Applying for jobs and internships is an essential part of college. They help build experience and learn about networking. But along with schoolwork and extracurricular activities, these big opportunities come with a big mental toll. PBS Newshour reported a study conducted by the American College Health Association that 48% of college students suffer from psychological stress, and 53% of college students feel lonely. Lastly, one in four had considered suicide.
Stress factors such as not having experience, not encountering helpful professionals, not finding an ideal position, or not hearing back from the institutions can leave students feeling discouraged and lost.
Freshman public health science major Matthew Adjodha explained his dilemma of feeling left out in more prominent campus career and internship fairs. He now searches for opportunities on his own with the support of his parents and the Public Health department.
“Better representation of different majors and different professional opportunities would be nice because currently, I think I can really tell…who the school…truly values being hired,” said Adjodha.
Internships help students build experience, but some internships require prior knowledge before applying.
“Some of them didn’t require too much experience, but discreetly, they would want someone who has experience, but it’s not said on the site or said firsthand,” said freshman public health science major Rachel Odumade.
Sophia Slaughenhoupt, a sophomore journalism major, is skeptical about applying because she did not involve herself as much in her freshman year and transferred her sophomore year from Fordham University.
“I didn't really do anything my freshman year…in terms of like journalism...it definitely makes me feel like, you know, I'm not doing enough,” said Slaughenhoupt Finding ways to balance schoolwork and time to focus on applications can help lower negative thoughts.
One technique students use to manage their time effectively is scheduling– balancing both school work and applications. Senior early childhood special education major Leslie Castro found scheduling a great way to balance her self-care regime, schoolwork, and applications.
“I would try to balance everything out of my life, scheduling it on my planner like this is what I have to get done today and that’s still something that I use now,” said Castro.
Odumade found scheduling time for schoolwork, extracurricular activities, and applying helped her be organized. “I would schedule [a] time where I do board stuff, or scheduled time where I apply for jobs and what to say in those…cover [letter] and resume,” said Odumade. Platforms like Indeed or LinkedIn specialize in finding opportunities such as internships or jobs. LinkedIn includes the benefit of networking.
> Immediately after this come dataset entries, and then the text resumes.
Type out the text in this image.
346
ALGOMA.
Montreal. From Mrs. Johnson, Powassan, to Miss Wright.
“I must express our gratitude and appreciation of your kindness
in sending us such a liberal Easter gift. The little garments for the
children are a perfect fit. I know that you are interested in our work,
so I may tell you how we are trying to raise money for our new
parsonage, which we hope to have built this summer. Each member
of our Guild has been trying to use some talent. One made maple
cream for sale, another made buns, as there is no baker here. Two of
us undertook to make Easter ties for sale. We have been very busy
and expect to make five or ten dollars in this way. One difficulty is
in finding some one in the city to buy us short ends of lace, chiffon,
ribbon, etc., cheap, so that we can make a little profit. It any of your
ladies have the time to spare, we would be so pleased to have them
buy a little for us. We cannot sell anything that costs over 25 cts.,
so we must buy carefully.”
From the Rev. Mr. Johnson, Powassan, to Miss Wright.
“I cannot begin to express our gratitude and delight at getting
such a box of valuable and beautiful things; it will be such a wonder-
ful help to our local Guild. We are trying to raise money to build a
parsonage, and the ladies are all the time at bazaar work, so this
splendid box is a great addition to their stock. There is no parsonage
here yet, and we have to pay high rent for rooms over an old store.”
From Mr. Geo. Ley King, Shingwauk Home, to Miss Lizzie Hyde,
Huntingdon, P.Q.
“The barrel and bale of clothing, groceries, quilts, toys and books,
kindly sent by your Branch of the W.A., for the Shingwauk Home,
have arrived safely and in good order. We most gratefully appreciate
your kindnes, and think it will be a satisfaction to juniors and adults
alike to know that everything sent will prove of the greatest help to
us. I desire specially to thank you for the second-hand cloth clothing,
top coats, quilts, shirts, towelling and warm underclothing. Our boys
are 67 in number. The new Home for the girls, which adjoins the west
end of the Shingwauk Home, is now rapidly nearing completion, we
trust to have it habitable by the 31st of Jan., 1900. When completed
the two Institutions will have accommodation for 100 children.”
“I used LinkedIn a lot to…just kind of build my portfolio or…resume,” said Slaughenhoupt. “I started looking for internships on indeed a bit, and definitely Karen Denny's…newsletter helps me to just like get some ideas.”
Professor and Director of Internship and Career Development at Philip Merrill College of Journalism Karen Denny provided these tips regarding cover letters and resumes:
They should be one page.
Contain no mistakes.
Be the best representation of your work.
Plan ahead the experience you need to get into the internship you want.
Network with professionals to reverse engineer what they had in their resume to land their job.
Keeping the cover letter and resume concise and informative will help the employer notice the necessary information in a timely fashion. “They can get a sense of you as a worker and feel like this person has the skills and experience to keep them in the yes pile as I go through applications,” said Denny.
Although the job/internship search brings a lot of doubt and stress, it is a necessary part of college. Learning how to market yourself to get the position will serve you well.
“The final thing I would say is most students are more qualified and better than they think they are,” said Denny.
Take a breath and take it one step at a time. Be involved in career centers or fairs for opportunities or involved in the community for the experience. Networking and expanding your resume will help.